Armatures almost always come back to bite me. I want one thing, and then I decide that I want a very deep cavity right where a part of the armature is near the surface. Often the armature is compromised by cutting into it, and other means of keeping things cobbled together come into play. But one way or another the form only has to last long enough to photograph it and hold its shape while making a mold.

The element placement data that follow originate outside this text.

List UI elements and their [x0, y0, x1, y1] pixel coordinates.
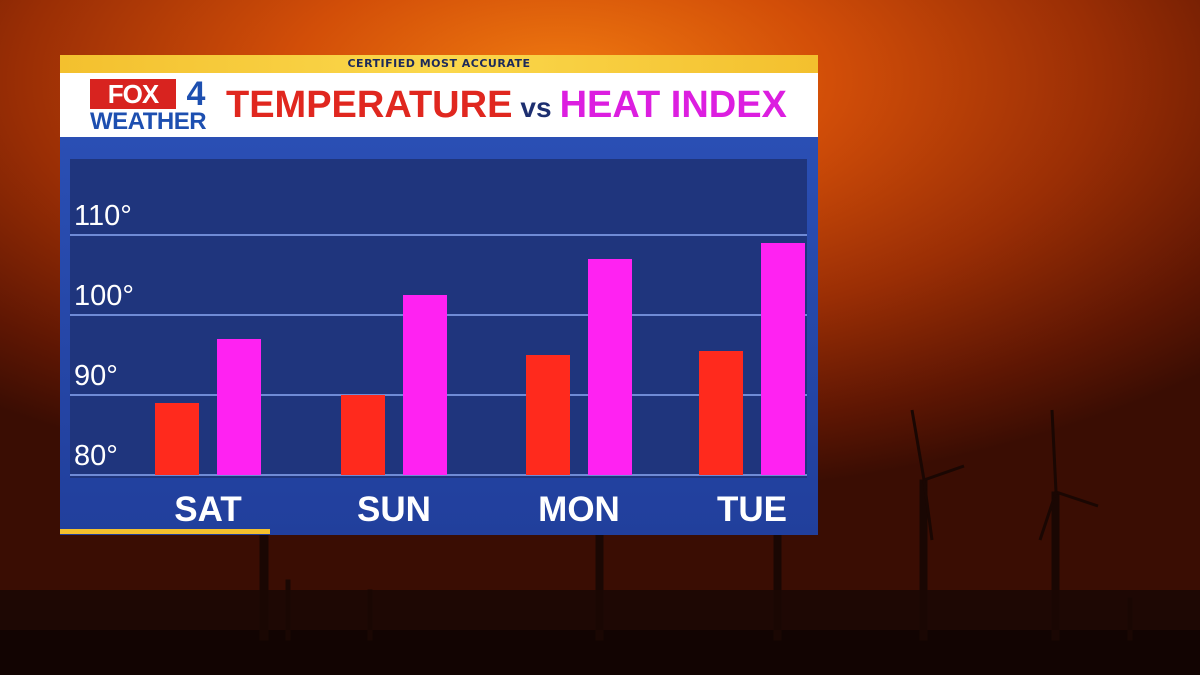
bar-tue-heat-index: [761, 243, 805, 475]
title-temperature: TEMPERATURE: [226, 84, 513, 126]
forecast-graphic-panel: CERTIFIED MOST ACCURATE FOX 4 WEATHER TE…: [60, 55, 818, 535]
x-tick-label-sun: SUN: [357, 490, 431, 529]
x-axis-labels: SAT SUN MON TUE: [174, 490, 787, 529]
x-tick-label-sat: SAT: [174, 490, 241, 529]
y-tick-label-110: 110°: [74, 200, 132, 232]
fox4-weather-logo: FOX 4 WEATHER: [88, 77, 212, 135]
y-tick-label-100: 100°: [74, 280, 134, 312]
bars: [155, 243, 805, 475]
title-heat-index: HEAT INDEX: [559, 84, 787, 126]
y-tick-label-90: 90°: [74, 360, 118, 392]
wind-turbine-silhouettes: [259, 409, 1133, 641]
x-tick-label-mon: MON: [538, 490, 620, 529]
y-tick-label-80: 80°: [74, 440, 118, 472]
bar-mon-temperature: [526, 355, 570, 475]
certified-tagline: CERTIFIED MOST ACCURATE: [60, 55, 818, 73]
y-axis-labels: 80° 90° 100° 110°: [74, 200, 134, 472]
bar-sun-heat-index: [403, 295, 447, 475]
bar-sat-temperature: [155, 403, 199, 475]
title-bar: FOX 4 WEATHER TEMPERATURE vs HEAT INDEX: [60, 73, 818, 137]
bottom-accent-bar: [60, 529, 270, 534]
bar-mon-heat-index: [588, 259, 632, 475]
bar-chart: 80° 90° 100° 110° SAT SUN MON TUE: [70, 159, 807, 529]
bar-tue-temperature: [699, 351, 743, 475]
chart-title: TEMPERATURE vs HEAT INDEX: [226, 79, 787, 131]
bar-sat-heat-index: [217, 339, 261, 475]
x-tick-label-tue: TUE: [717, 490, 787, 529]
logo-number: 4: [186, 75, 206, 113]
logo-weather-text: WEATHER: [90, 108, 207, 135]
title-vs: vs: [520, 92, 552, 123]
logo-fox-text: FOX: [90, 79, 176, 109]
bar-sun-temperature: [341, 395, 385, 475]
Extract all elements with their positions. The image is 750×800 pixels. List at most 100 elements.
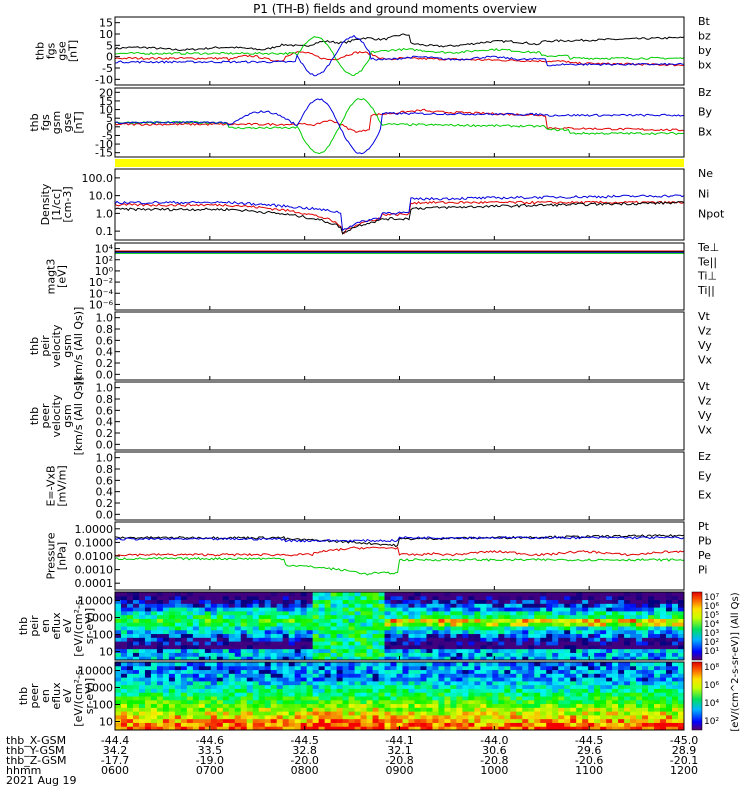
heatmap-cell	[312, 726, 320, 731]
heatmap-cell	[540, 711, 547, 716]
heatmap-cell	[270, 618, 278, 623]
heatmap-cell	[426, 641, 433, 646]
heatmap-cell	[558, 699, 565, 705]
heatmap-cell	[510, 626, 517, 631]
heatmap-cell	[630, 614, 637, 619]
xaxis-value: 28.9	[672, 744, 697, 757]
heatmap-cell	[234, 629, 242, 635]
heatmap-cell	[492, 726, 499, 731]
heatmap-cell	[384, 703, 392, 708]
heatmap-cell	[624, 603, 631, 608]
heatmap-cell	[150, 622, 158, 627]
ylabel-line: eflux	[50, 682, 63, 710]
heatmap-cell	[414, 711, 421, 716]
heatmap-cell	[396, 711, 403, 716]
heatmap-cell	[396, 603, 403, 608]
heatmap-cell	[540, 707, 547, 712]
ytick-label: 10	[99, 646, 113, 659]
heatmap-cell	[120, 714, 128, 720]
heatmap-cell	[138, 677, 146, 682]
heatmap-cell	[516, 652, 523, 657]
heatmap-cell	[378, 637, 386, 642]
heatmap-cell	[234, 599, 242, 604]
heatmap-cell	[570, 626, 577, 631]
heatmap-cell	[264, 662, 272, 667]
heatmap-cell	[330, 703, 338, 708]
heatmap-cell	[348, 595, 356, 601]
legend-Pt: Pt	[698, 520, 710, 533]
heatmap-cell	[636, 680, 643, 686]
heatmap-cell	[336, 614, 344, 619]
heatmap-cell	[438, 669, 445, 674]
heatmap-cell	[324, 592, 332, 597]
heatmap-cell	[366, 607, 374, 612]
heatmap-cell	[240, 652, 248, 657]
heatmap-cell	[246, 707, 254, 712]
heatmap-cell	[504, 614, 511, 619]
heatmap-cell	[318, 592, 326, 597]
heatmap-cell	[528, 711, 535, 716]
heatmap-cell	[648, 665, 655, 671]
heatmap-cell	[558, 637, 565, 642]
heatmap-cell	[414, 726, 421, 731]
heatmap-cell	[522, 703, 529, 708]
heatmap-cell	[264, 703, 272, 708]
heatmap-cell	[384, 688, 392, 693]
heatmap-cell	[642, 610, 649, 616]
heatmap-cell	[174, 599, 182, 604]
heatmap-cell	[330, 633, 338, 638]
heatmap-cell	[636, 662, 643, 667]
heatmap-cell	[474, 714, 481, 720]
heatmap-cell	[192, 726, 200, 731]
heatmap-cell	[468, 595, 475, 601]
heatmap-cell	[336, 688, 344, 693]
heatmap-cell	[144, 722, 152, 727]
colorbar-tick-label: 10⁸	[704, 663, 719, 673]
heatmap-cell	[390, 641, 398, 646]
heatmap-cell	[168, 633, 176, 638]
heatmap-cell	[198, 610, 206, 616]
heatmap-cell	[654, 711, 661, 716]
heatmap-cell	[426, 656, 433, 661]
heatmap-cell	[444, 595, 451, 601]
heatmap-cell	[324, 722, 332, 727]
heatmap-cell	[408, 656, 415, 661]
heatmap-cell	[534, 673, 541, 678]
legend-Npot: Npot	[698, 208, 725, 221]
heatmap-cell	[576, 684, 583, 689]
heatmap-cell	[582, 673, 589, 678]
heatmap-cell	[252, 618, 260, 623]
heatmap-cell	[372, 703, 380, 708]
heatmap-cell	[450, 722, 457, 727]
heatmap-cell	[492, 622, 499, 627]
heatmap-cell	[570, 688, 577, 693]
heatmap-cell	[144, 641, 152, 646]
heatmap-cell	[144, 644, 152, 650]
heatmap-cell	[642, 707, 649, 712]
heatmap-cell	[192, 592, 200, 597]
xaxis-value: -44.5	[575, 734, 603, 747]
heatmap-cell	[264, 603, 272, 608]
heatmap-cell	[330, 688, 338, 693]
heatmap-cell	[570, 622, 577, 627]
heatmap-cell	[342, 622, 350, 627]
heatmap-cell	[276, 595, 284, 601]
legend-Vt: Vt	[698, 380, 711, 393]
heatmap-cell	[132, 641, 140, 646]
heatmap-cell	[300, 652, 308, 657]
heatmap-cell	[666, 688, 673, 693]
heatmap-cell	[594, 644, 601, 650]
heatmap-cell	[660, 722, 667, 727]
heatmap-cell	[372, 610, 380, 616]
heatmap-cell	[504, 610, 511, 616]
heatmap-cell	[648, 592, 655, 597]
heatmap-cell	[276, 592, 284, 597]
heatmap-cell	[360, 662, 368, 667]
ytick-label: 0.0100	[75, 550, 114, 563]
heatmap-cell	[115, 662, 122, 667]
heatmap-cell	[504, 644, 511, 650]
ytick-label: 0	[106, 121, 113, 134]
heatmap-cell	[186, 592, 194, 597]
xaxis-value: 1200	[670, 764, 698, 777]
heatmap-cell	[252, 684, 260, 689]
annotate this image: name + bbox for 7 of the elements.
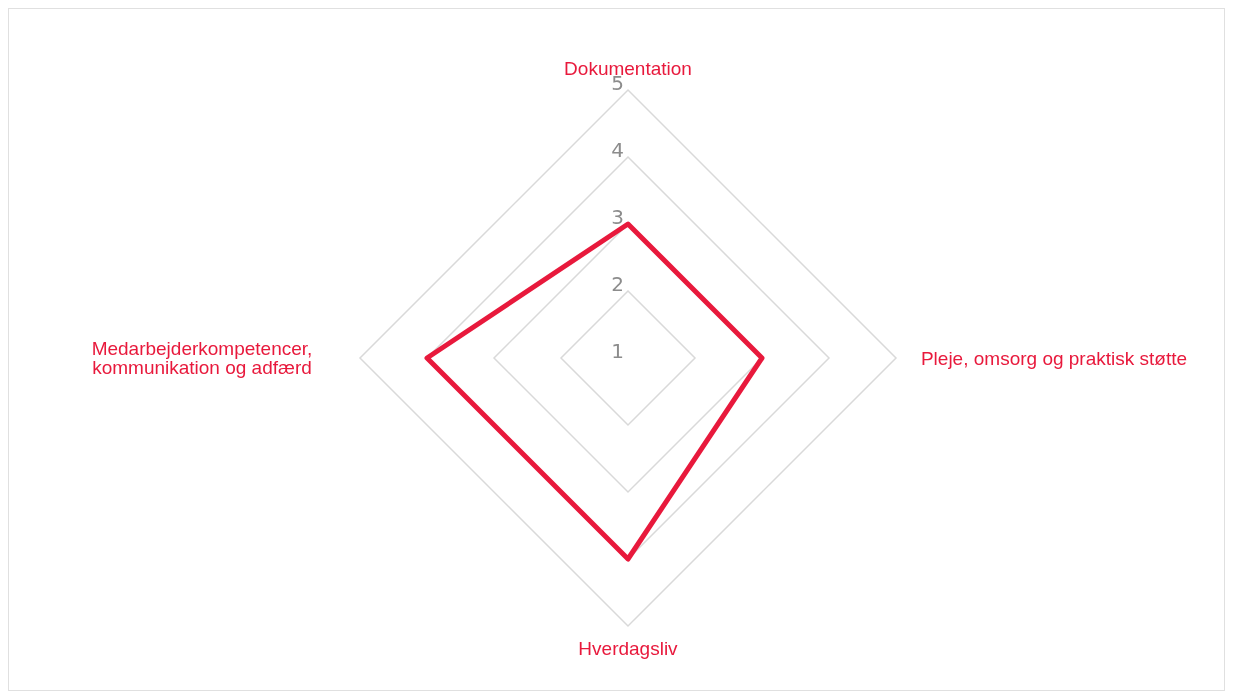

After I have carved the piece to the shape I want, I sweep my torch across the foam to create a skin on the surface. This skin helps stiffen the figure, and keeps bits of foam from coming loose. Ideally a thin layer of wax will be enough to get to the final form.



ADDING WAX

Most sculptors don’t sculpt in wax, but those of us that do, probably do it for the reasons I do. I use wax because it is hard and very tough when cool, and soft when heated. As my mother once pleadingly pointed out, in a moment of exhausted frustration, I wreck things! I ruin things! I be breaking things down! (Of course, as you can imagine, us kids absconded with this little ditty, born of despair, and for several years thereafter, well, fifty-five and counting, we sing it back to her at family get-togethers, complete with four part harmony and whatever instruments of percussion might be at hand. “Youooooo are wrecking things, you’re ruining things, you’re B-B-B-Breaking things down!!!” So, you get the point. We are just a very musical family.)

I’m no longer careening around the house, bashing into things on my little brother’s tricycle, but I am too “animated” to work in a soft medium. A clay figure can be easily damaged or destroyed when it is run over by the lawn mower, or even just dumped off into my lap. But if my plan was to make a large messy mud-ball, I would definitely work in clay. Or mud.


Beyond being tough, wax is far more friendly to textural complexity, and I am a texture artist, if that is a thing. I love textures as much as form. Wax can be melted and poured over the figure, or it can be applied with a spatula or paint brush at warm temperatures. It can be applied by hand in bits and pieces, and it can be carved like wood. It can be further shaped with hot tools, and of course, FIRE! It can be frozen and broken into nice textures, or laid out in sheets and draped over a form. Wax is my friend.

Once I have the figure exactly as I like, it is time to dissect the piece into parts that can be molded.